28.2 Kalman Filter-Based Linear Unmixing

KF has been widely used in statistical signal processing for parameter estimation (Gleb, 1974). It makes use of a measurement equation (input/output equation) and a state equation (process equation) to recursively estimate parameters of states. When a Kalman filter is implemented for spectral unmixing as a mixed pixel classifier, the state vector x in an equation, called state equation, is specified by the abundance vector α present in an image pixel vector r, which is specified by another equation called measurement equation. With this formulation, a Kalman filter takes advantage of a linear mixing model commonly used in spectral unmixing to describe how a pixel vector r is linearly mixed via a measurement equation.
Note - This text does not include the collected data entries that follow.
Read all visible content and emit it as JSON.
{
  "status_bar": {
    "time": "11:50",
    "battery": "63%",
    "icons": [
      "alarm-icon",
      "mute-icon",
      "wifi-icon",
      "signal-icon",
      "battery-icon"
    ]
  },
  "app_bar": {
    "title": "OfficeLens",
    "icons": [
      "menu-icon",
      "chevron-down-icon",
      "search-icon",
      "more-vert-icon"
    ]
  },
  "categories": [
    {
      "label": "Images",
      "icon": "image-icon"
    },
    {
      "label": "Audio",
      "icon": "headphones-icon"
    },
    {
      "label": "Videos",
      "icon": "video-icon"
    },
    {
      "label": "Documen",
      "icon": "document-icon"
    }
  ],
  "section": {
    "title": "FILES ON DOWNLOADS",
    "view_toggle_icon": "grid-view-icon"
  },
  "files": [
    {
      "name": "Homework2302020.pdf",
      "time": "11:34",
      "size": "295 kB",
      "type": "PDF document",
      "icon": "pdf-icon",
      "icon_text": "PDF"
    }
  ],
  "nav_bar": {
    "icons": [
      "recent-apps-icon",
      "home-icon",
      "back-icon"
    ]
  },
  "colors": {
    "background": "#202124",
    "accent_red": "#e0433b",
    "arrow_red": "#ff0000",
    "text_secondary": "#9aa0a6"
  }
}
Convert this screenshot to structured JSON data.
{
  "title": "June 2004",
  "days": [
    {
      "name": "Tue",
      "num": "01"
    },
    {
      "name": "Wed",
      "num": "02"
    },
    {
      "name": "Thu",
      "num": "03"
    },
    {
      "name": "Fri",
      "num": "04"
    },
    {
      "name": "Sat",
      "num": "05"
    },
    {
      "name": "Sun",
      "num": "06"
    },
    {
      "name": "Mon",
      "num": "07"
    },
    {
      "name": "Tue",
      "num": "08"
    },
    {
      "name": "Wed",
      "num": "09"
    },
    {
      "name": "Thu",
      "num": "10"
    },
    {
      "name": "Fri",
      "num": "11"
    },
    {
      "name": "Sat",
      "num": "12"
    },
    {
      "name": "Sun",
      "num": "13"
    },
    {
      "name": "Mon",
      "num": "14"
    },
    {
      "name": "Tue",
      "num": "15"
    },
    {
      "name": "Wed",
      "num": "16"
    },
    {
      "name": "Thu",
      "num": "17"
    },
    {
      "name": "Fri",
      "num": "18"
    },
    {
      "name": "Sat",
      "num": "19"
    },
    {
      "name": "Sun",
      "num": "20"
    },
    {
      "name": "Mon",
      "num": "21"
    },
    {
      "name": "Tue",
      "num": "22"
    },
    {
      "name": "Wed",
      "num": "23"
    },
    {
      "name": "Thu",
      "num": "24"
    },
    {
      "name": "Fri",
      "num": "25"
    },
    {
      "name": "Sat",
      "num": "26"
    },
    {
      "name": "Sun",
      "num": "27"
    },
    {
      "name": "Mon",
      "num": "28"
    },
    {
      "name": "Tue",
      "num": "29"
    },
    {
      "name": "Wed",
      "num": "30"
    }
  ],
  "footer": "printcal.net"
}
Meanwhile, KFLU includes an additional equation, state equation, which is absent in spectral unmixing to estimate the abundance fractions of the abundance vector of the currently processed pixel vector in an image based on previously processed pixels. Implementing these two equations recursively, KFLU generally produces better estimates of abundance fractions than spectral unmixing methods.

This and the following sections present several new applications of KF in spectral estimation, identification, and quantification for hyperspectral signature characterization by re-deriving the measurement and state equations, which results in several techniques referred to as KFSCSP techniques. There are important and salient differences ...